Fall, 2014
Lab 4: Volume
Tree Volumes
Reference: T. Avery and H. Burkhart, Forest Measurements, 5th Ed., McGraw-Hill, 2002.
In this lab, we will be estimating the volume of the trunk of a tree. This is roughly a solid of revolution, so the
techniques we have studied in class will be useful. We will give an overview of the problem in Section I,
followed by estimating a volume integral with a sequence of diameter measurements and the trapezoidal rule in
Section II. In Section III, we see how to create a model using a single statistic for the tree (called diameter at
breast height) to estimate the diameter of the tree at different heights and thus the volume.
Goals for this Lab
The goals for lab 4 are as follows:
• To find the volume of a solid of revolution using numerical methods;
• To learn how a model for tree diameters might be developed, and to use such a model to predict the
volume of a tree from simple measurements.
Honor Code Policies
Please read and understand the following before you begin. Honor code policies established by your teacher
will govern this lab.
You may complete the lab in a small group of 2-3 people. If you choose to complete the lab in a group, all
members must be present (at the same place at the same time) during the completion and write-up of all answers
and explanations to all problems in the lab. Each person involved must contribute to the work. Each person
should in fact spend some time working directly with Excel; it cannot be left to one person to do all of the Excel
work in the lab. Each person in the group should be at the keyboard typing for at least one of the problems,
other members of the group should still help and be involved even when they are not sitting at the computer.

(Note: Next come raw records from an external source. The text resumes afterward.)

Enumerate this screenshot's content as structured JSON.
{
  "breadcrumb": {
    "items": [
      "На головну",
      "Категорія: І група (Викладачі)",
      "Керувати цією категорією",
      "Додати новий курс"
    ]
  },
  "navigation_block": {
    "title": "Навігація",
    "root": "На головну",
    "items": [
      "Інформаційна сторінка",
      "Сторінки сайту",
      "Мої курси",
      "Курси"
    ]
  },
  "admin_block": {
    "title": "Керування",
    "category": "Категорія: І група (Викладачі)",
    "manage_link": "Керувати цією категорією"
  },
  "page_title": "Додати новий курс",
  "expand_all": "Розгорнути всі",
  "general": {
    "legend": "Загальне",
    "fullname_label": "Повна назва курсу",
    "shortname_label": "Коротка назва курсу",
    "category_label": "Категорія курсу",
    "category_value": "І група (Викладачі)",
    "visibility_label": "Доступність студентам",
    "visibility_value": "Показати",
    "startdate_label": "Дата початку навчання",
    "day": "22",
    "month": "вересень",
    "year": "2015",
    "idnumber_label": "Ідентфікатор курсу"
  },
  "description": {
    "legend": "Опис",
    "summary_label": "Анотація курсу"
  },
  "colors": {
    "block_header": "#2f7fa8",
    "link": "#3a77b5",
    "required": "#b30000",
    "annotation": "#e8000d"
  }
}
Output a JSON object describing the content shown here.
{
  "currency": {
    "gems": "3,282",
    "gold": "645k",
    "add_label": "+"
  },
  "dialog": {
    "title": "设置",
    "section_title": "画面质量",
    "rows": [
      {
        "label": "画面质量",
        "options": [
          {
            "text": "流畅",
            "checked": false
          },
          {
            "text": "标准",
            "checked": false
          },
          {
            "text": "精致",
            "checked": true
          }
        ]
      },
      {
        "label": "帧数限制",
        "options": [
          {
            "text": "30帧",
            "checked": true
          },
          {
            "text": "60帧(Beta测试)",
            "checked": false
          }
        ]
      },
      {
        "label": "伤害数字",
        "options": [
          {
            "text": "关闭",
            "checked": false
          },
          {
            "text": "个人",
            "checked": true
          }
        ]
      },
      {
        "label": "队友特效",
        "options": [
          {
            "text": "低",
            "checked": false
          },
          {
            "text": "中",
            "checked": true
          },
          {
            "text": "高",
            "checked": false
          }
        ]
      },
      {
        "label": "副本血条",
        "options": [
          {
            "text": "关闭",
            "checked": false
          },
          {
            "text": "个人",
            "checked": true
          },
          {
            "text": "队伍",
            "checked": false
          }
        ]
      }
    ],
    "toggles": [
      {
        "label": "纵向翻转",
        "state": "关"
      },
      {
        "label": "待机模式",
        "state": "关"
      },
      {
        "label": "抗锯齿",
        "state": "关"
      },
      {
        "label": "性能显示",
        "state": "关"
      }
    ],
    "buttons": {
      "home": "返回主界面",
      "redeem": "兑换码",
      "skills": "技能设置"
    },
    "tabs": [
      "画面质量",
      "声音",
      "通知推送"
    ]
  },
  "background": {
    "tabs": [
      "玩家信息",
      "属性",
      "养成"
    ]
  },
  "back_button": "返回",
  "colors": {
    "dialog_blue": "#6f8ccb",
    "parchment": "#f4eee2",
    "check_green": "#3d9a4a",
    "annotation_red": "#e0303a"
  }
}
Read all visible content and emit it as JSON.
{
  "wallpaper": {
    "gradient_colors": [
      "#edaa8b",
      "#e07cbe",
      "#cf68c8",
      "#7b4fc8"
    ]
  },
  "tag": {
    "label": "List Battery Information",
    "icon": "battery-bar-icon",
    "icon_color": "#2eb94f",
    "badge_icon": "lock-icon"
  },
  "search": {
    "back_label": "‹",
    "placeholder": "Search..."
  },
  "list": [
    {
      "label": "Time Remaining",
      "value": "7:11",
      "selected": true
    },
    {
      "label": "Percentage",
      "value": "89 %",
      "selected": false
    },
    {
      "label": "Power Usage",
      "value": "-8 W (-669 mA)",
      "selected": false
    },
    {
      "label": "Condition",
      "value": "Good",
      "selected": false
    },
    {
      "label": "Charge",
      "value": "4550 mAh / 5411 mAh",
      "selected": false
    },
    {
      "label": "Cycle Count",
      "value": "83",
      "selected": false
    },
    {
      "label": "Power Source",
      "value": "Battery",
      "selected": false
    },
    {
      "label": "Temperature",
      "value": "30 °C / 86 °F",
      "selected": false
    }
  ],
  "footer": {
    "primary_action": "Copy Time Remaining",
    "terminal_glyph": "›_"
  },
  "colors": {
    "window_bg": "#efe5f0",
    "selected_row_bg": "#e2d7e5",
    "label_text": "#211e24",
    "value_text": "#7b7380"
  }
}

Each person who contributed to the lab should get a copy of the completed work to use in answering quiz
questions. (We recommend for this reason that you create a complete, neat, and well-organized report, but this
is up to you.) No one who did not contribute to the lab should get a copy of this report.
Finally, each person will take the quiz individually. When you take the quiz, your work should be your own
(based on the lab work you did previously). You are not permitted to discuss the questions or answers with
anyone other than your instructor under any circumstances. To discuss the questions or answers with anyone
else will be considered an Honor Code violation.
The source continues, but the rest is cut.